How Does Life On Long Island Differ For High-Net-Worth Families Versus Lower Or Middle-Class?
Long Island is a costly place to live. The taxes on homes are legion for being very high and unaffordable, and even with mortgage rates being meager, the cost of housing is extremely high. To afford to live here with four, you have to earn over $150,000 and make it more comfortable, $200,000, which most Suffolk County does not achieve.
They have driven up the prices of housing astronomically. An article in the news just yesterday showed that year after year, the cost of houses in Suffolk County went from an average of about $400,000 up to $475,000. Until the pandemic and the exodus of people coming out from the city, people who earned $200,000 or more combined took up approximately 12% or less of the Suffolk County population.
If a foundation is only supporting 12%, that means 88% is crumbling. Suppose you have a high net worth of a couple that’s earning $200,000 or more. In that case, they can afford the lifestyle that they chose. Long Island is a beautiful place if you can afford to live here, but the problem is that most couples living on Long Island cannot afford it. What happens is they go into debt and have power struggles within their marriage, which is the root cause of most divorces. If you’re a high net worth couple and can afford to live here, that takes some of the pressure off, but not all because it’s a question of how to spend money which can become a point of contention.
The middle-class couple is evaporating because they can’t stay here if their income is less than $150,000, which I use to determine the difference between high and low-net-worth couples.
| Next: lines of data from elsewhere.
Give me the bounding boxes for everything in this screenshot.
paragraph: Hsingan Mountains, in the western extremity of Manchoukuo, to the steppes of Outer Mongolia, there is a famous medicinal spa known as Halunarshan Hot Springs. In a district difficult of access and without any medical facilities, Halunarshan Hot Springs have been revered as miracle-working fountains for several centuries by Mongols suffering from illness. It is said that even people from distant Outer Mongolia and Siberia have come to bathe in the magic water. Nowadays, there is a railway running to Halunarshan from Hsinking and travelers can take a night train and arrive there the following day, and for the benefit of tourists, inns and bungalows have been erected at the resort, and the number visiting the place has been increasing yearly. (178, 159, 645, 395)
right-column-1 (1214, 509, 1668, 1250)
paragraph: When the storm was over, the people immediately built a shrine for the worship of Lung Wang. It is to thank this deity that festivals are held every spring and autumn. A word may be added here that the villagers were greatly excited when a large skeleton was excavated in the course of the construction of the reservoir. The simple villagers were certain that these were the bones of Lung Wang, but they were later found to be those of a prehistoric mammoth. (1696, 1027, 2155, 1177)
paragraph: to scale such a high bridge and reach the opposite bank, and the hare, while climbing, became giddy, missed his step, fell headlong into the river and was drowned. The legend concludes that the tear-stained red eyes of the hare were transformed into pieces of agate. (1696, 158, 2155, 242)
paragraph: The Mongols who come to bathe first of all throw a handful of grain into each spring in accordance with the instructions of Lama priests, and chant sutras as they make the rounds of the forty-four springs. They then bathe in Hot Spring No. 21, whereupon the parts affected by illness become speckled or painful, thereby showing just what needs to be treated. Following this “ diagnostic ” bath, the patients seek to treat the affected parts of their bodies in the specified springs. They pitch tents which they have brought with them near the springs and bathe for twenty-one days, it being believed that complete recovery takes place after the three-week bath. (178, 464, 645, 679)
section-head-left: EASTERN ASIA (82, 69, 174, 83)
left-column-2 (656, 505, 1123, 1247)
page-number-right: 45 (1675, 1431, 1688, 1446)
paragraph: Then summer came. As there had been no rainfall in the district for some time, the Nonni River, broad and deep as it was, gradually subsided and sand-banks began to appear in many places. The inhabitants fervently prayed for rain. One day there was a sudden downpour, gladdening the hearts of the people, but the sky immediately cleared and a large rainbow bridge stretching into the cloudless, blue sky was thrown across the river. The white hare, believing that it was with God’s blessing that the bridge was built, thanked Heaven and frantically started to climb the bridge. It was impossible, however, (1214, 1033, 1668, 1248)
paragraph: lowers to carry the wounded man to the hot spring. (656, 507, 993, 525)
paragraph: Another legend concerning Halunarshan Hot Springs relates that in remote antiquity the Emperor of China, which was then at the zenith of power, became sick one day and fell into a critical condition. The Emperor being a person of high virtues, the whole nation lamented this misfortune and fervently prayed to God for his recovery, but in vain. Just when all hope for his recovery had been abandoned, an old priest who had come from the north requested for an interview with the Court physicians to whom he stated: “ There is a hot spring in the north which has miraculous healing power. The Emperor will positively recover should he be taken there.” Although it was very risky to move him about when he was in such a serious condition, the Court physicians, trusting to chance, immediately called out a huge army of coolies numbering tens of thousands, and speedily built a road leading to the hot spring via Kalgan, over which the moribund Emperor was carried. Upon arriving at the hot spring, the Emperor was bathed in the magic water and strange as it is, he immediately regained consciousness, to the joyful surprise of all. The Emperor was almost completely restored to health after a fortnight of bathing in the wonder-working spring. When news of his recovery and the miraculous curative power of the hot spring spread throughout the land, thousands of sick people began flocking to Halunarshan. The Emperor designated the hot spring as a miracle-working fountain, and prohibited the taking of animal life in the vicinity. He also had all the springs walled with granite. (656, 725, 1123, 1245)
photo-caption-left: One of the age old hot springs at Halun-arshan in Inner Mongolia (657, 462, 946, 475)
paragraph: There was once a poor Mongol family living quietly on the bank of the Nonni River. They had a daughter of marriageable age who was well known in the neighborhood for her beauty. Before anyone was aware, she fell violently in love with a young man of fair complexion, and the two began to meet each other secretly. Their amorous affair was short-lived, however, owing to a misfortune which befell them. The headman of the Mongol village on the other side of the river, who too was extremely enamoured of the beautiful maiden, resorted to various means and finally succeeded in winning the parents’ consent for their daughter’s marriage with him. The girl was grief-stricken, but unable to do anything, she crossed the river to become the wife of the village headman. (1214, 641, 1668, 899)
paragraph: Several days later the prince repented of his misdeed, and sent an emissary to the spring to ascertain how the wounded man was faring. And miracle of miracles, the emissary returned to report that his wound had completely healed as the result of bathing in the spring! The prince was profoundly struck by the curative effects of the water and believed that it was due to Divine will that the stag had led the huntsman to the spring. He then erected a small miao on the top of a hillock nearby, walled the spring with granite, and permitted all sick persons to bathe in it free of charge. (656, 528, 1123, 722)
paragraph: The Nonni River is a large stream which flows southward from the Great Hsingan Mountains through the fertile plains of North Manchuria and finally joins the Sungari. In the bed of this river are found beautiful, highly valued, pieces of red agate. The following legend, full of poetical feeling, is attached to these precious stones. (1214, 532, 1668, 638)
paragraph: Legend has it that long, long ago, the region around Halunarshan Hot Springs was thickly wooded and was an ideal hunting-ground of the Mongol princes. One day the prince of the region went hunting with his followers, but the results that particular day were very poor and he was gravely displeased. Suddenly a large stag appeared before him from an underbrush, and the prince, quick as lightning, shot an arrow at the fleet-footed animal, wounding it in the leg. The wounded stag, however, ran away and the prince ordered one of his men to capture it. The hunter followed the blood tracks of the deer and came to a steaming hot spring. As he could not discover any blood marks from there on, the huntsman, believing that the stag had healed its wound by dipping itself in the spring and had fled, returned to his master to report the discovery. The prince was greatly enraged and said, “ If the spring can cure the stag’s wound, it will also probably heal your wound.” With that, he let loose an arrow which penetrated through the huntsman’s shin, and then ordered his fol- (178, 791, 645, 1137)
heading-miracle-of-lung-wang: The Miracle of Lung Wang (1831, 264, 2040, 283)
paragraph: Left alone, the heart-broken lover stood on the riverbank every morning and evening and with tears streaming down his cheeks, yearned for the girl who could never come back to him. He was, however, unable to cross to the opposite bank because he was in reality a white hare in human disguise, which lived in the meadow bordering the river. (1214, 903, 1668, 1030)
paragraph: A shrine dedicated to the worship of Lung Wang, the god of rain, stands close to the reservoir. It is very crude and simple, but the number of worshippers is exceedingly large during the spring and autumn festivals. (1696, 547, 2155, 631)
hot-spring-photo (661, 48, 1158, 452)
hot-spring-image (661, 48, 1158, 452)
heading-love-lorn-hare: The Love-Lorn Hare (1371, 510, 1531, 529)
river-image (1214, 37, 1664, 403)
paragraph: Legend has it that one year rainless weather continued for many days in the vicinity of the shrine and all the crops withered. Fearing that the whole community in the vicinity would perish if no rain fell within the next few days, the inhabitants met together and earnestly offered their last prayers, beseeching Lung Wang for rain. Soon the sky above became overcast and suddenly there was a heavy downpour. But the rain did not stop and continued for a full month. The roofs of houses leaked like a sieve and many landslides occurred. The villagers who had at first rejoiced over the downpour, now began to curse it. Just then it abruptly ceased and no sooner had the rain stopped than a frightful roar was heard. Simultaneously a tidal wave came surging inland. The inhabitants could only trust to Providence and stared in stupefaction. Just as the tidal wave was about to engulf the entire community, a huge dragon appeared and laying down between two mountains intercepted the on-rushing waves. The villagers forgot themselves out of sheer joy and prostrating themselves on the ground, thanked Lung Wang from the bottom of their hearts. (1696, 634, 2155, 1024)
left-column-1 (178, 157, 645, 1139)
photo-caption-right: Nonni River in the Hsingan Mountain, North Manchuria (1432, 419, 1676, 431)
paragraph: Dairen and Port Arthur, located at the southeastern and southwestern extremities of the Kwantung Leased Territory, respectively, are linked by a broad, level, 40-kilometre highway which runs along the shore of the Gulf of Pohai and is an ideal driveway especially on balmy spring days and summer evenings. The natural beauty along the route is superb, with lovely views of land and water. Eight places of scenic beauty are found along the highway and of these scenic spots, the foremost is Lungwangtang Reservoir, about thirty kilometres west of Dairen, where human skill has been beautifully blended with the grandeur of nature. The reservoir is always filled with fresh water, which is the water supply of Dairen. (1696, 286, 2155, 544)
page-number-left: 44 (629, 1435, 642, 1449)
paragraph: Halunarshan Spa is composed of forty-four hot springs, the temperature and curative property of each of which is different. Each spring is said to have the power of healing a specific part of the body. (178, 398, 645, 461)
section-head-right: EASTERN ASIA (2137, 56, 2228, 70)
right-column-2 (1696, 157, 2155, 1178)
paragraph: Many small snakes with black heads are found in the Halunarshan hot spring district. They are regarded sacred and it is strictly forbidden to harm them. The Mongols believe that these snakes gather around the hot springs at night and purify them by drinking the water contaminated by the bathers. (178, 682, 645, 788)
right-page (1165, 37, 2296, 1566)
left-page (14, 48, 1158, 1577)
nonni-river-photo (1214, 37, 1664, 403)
If you’re making $150,000 or less, you’re not able to do what you moved to Long Island for, a luxury lifestyle.
When You Have A Couple Who Live In Suffolk County And They Decide That They May Want A Divorce, As The Mediator, What Are Some Of Those First Questions That You’re Probing Them On As Far As Circling Back To The Cost Of Living, Apart From Paying For Two Households Versus Sticking It Out With Kids Without Your Goals, What Does That Conversation Look Like?
In any divorce, the two critical issues are children and money, which are both intertwined. Children indeed involve money because you have child support, health insurance for the children, basic necessities, and any school or extracurricular costs your child requires.
Unfortunately, these children were brought into the world by parents who could not make a marriage work. In fact, in Suffolk County, which has one of the highest divorce incident rates in the nation, over 50%, it results from the relationship people have toward money. The question begin with is, have you worked out the details of custody for your children? If the answer is no, it will not be an issue I will be able to resolve. I can send them to a private pay attorney for the children or a law guardian, who are attorneys particularly appointed by the court to represent the children in custody litigation. The AFC (attorney for children) will act as the judge’s external ears and eyes to help the judge decide at the end as to who is a better suited custodial parent.
Judges in Suffolk County are usually not going to order joint custody. They will order sole custody, and if parents who come to me or anyone can’t decide what to do with their children, shame on them. So the first question is if the parents have made a determination? Then, of course, the next and most broad category is money. The court will look at the date from when the couple married until a date that a summons is filed in court or any other arbitrary date that is picked contemporaneously with the time that a couple is divorcing or separating. We’re going to explore those issues, children, and money, and of course, what they’re looking for, whether it’s a divorce or a legal separation.